Funding for the trip was a major issue. The trip lasts nine days and costs $500,000. For the town of Louisburg, with a population of 4,300, this would be quite a task.
"Right away, we knew it was going to be a real challenge," Cisetti said.
They went on a fundraising campaign for a year that included all the band students writing letters to everyone they knew, requesting financial support. The letter writing campaign brought in $187,000 and donations came from all 50 states and two foreign countries. They held a garage sale to end all garage sales and raised $44,000.
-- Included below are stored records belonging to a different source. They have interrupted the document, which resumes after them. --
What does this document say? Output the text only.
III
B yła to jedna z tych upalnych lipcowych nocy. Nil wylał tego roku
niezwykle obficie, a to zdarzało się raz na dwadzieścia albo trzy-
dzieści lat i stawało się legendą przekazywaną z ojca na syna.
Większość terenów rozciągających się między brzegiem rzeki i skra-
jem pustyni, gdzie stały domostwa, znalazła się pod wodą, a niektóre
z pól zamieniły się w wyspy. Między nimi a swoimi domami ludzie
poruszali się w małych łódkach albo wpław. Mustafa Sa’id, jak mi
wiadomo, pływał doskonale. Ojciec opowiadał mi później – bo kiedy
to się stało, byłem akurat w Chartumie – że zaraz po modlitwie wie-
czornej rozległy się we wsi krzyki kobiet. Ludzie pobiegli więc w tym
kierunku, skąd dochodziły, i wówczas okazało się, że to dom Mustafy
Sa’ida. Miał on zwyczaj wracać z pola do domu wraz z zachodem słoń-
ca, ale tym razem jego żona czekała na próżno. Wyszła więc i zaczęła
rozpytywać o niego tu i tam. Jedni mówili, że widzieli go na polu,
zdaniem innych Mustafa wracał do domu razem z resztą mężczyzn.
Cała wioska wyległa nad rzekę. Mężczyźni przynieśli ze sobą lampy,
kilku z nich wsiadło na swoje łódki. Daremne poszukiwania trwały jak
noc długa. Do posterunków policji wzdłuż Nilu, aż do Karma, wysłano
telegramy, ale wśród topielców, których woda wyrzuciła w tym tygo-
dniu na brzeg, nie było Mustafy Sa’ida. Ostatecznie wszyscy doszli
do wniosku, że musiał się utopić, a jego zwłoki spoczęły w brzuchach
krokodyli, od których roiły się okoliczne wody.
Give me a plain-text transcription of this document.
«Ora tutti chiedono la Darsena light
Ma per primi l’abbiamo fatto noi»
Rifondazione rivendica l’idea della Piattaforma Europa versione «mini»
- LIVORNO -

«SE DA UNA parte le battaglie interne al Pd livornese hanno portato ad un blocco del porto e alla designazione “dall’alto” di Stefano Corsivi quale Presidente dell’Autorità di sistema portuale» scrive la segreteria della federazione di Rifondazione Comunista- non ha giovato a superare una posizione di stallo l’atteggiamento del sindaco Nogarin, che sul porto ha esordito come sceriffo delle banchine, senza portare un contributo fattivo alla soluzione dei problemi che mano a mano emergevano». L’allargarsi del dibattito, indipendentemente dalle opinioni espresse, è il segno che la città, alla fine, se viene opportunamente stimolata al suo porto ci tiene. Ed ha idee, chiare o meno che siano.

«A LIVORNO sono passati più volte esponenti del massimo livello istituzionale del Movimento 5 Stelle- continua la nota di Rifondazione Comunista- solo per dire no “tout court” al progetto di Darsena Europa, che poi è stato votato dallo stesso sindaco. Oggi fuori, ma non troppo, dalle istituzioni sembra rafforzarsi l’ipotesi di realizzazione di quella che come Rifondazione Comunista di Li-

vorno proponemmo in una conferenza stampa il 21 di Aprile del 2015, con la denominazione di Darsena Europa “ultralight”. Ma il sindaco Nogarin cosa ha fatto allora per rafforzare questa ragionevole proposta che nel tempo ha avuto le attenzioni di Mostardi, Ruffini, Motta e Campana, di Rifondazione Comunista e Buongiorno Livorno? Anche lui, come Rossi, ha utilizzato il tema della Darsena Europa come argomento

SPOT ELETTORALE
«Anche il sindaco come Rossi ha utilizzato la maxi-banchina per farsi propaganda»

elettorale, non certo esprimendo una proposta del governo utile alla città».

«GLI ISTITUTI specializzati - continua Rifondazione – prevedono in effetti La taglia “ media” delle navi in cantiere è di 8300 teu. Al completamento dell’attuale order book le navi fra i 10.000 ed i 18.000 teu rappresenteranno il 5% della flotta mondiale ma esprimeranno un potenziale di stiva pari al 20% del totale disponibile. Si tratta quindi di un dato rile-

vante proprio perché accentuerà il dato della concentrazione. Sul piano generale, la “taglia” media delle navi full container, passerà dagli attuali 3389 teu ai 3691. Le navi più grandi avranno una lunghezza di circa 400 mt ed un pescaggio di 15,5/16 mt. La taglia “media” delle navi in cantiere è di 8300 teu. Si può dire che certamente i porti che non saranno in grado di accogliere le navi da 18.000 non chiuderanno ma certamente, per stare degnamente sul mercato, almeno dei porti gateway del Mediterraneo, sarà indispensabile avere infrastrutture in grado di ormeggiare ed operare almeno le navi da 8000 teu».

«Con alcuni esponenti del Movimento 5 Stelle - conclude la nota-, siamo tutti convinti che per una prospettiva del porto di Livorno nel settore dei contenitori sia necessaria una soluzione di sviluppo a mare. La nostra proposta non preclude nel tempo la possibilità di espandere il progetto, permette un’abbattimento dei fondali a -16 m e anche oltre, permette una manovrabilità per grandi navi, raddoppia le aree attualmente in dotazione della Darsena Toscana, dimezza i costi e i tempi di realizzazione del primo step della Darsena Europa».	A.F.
Cisetti said they anticipated the cost would be covered by 50 percent donations and 50 percent out of pocket but the generosity of the community and others resulted in 70 percent of the cost was covered by donations.
They knew there would be some families with financial needs but thanks to a scholarship fund, no student was left behind.
There are 550 students in Louisburg High School in grades 9-12 with 146 in the band. The Rose Parade suggest they add the eighth grade to make the band bigger and that added another 41 students to make a good impression on the estimated 1 million that will see the parade in person and the millions that will watch on TV.
While all the fundraising was going on, the band was preparing for the physical challenge of marching for 5.5 miles. They walked the track, did several parades including the Maple Leaf Parade in Baldwin City and took first place in the St. Patrick's Parade in Kansas City.
Students even kept track of their steps. Garmin Corporation donated fitness watches to the band as they tried to get in 10,000 steps every day. The band eventually walked a total of 150 million steps in preparation for the event.
Marching in the Rose Parade will probably be in the top 10 events in these student's lives. It was worth all the work and sweat to be in the parade and represent Louisburg and Kansas and the midwest.
"This will change student's lives. Travel does that to people," Cisetti said. "It will create a life time of memories."
The Louisburg High School Band takes a trip every four years. They have participated in an Independence Day parade in Washington D. C., a Veteran's Day Parade in New York City and in the Cotton Bowl. Besides band director Cisetti, his staff includes assistant director Brett Butler, dance instructor Kassy Miller and band parents chair person Steve Town.